The past couple years have been filled with additional stressors for teachers, he explained, listing virtual school, having students out of class for extended periods and constantly changing expectations as some of the issues. Those stressors have compounded with the kind of issues many people are dealing with in their daily lives, including daycare struggles, quarantines and more. But Maura and her impact on the school have changed Reese’s own perception, with the business manager mentioning to him that he’s been in a better mood since Maura came.
“Bringing her to school and having her here has changed my outlook on teaching and what I do,” he said.
Learning life skills
The small animal care class will continue to work with Maura and find new things to train her; she’s already far exceeded their expectations for the year. The goals of the therapy dog program going forward include either breeding Maura or bringing in other dogs for classes to train as therapy dogs for other locations.
Since word of the program started to get out, Reese has heard from other educators interested in doing something similar. There is no standardized curriculum for having a high school class train a therapy dog, but Reese is excited about the potential for the idea.
“We’re creating it as we go,” he said.
Reese teaches ag to all of the seventh and eighth grade students throughout the course of the year, as well as about 50 high school students. He said he’ll keep trying to come up with new ideas to engage not only the traditional ag students but also all of the students who can benefit from knowing more about the agriculture industry.

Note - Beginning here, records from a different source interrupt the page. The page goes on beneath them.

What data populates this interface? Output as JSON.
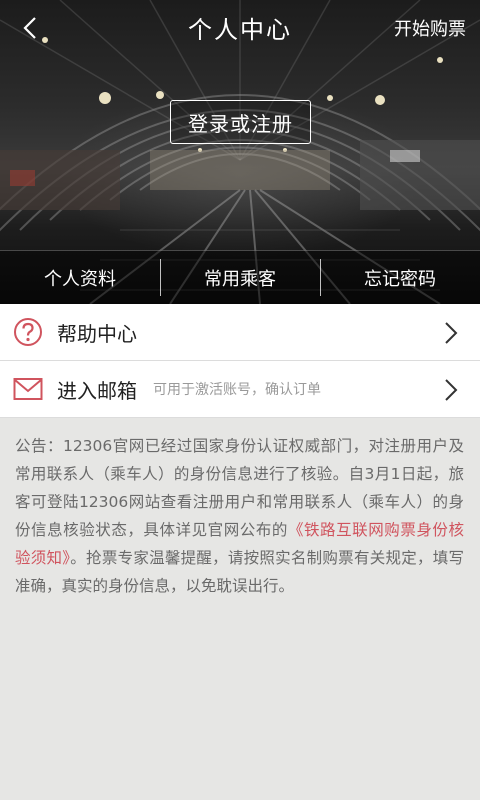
{
  "header": {
    "title": "个人中心",
    "back_icon": "chevron-left-icon",
    "buy_label": "开始购票"
  },
  "hero": {
    "login_label": "登录或注册"
  },
  "tabs": [
    {
      "label": "个人资料"
    },
    {
      "label": "常用乘客"
    },
    {
      "label": "忘记密码"
    }
  ],
  "menu": [
    {
      "label": "帮助中心",
      "hint": "",
      "icon": "help-icon"
    },
    {
      "label": "进入邮箱",
      "hint": "可用于激活账号，确认订单",
      "icon": "mail-icon"
    }
  ],
  "notice": {
    "text_before": "公告：12306官网已经过国家身份认证权威部门，对注册用户及常用联系人（乘车人）的身份信息进行了核验。自3月1日起，旅客可登陆12306网站查看注册用户和常用联系人（乘车人）的身份信息核验状态，具体详见官网公布的",
    "link_text": "《铁路互联网购票身份核验须知》",
    "text_after": "。抢票专家温馨提醒，请按照实名制购票有关规定，填写准确，真实的身份信息，以免耽误出行。"
  },
  "colors": {
    "accent": "#d0545e",
    "notice_bg": "#e6e6e4",
    "notice_text": "#6a6a6a"
  }
}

After small animal care, his next class of the day was learning about meat processing. In that class, seven students were smoking meat and salmon, using a $1,000 North Dakota Beef Commission grant for new knives and cutting boards. The students also built their own smokers for the meat science class.

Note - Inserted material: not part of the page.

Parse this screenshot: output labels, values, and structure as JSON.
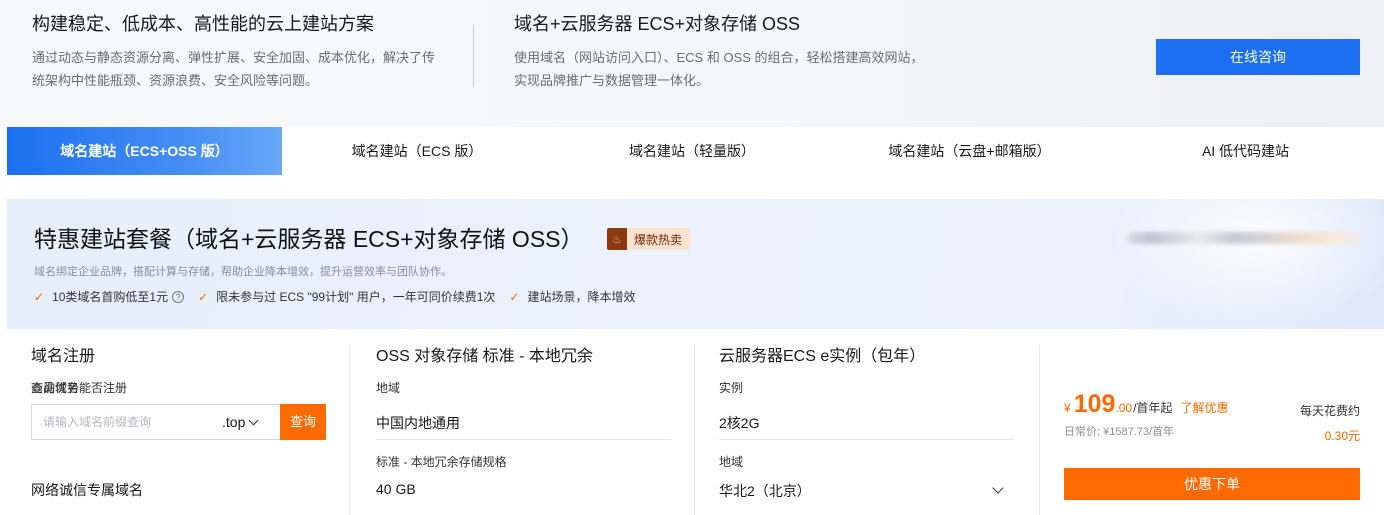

While none of the six small animal care students have any immediate future goals of going into agriculture, they see how the hands-on nature of the classes helps prepare them for careers. Rios said he never knew how to cut or measure wood or how to weld before taking shop class, and he found those to be fun experiences that taught life skills. And Hall said the classes certainly help students in testing out their interests.
“Agriculture is connected to everybody’s everyday life, even if they don’t think about it,” she said. “This class just kind of brings to light how it’s incorporated into our everyday life and important, and it’s teaching us skills that I think everyone should have, you know, when they mature and become an adult.”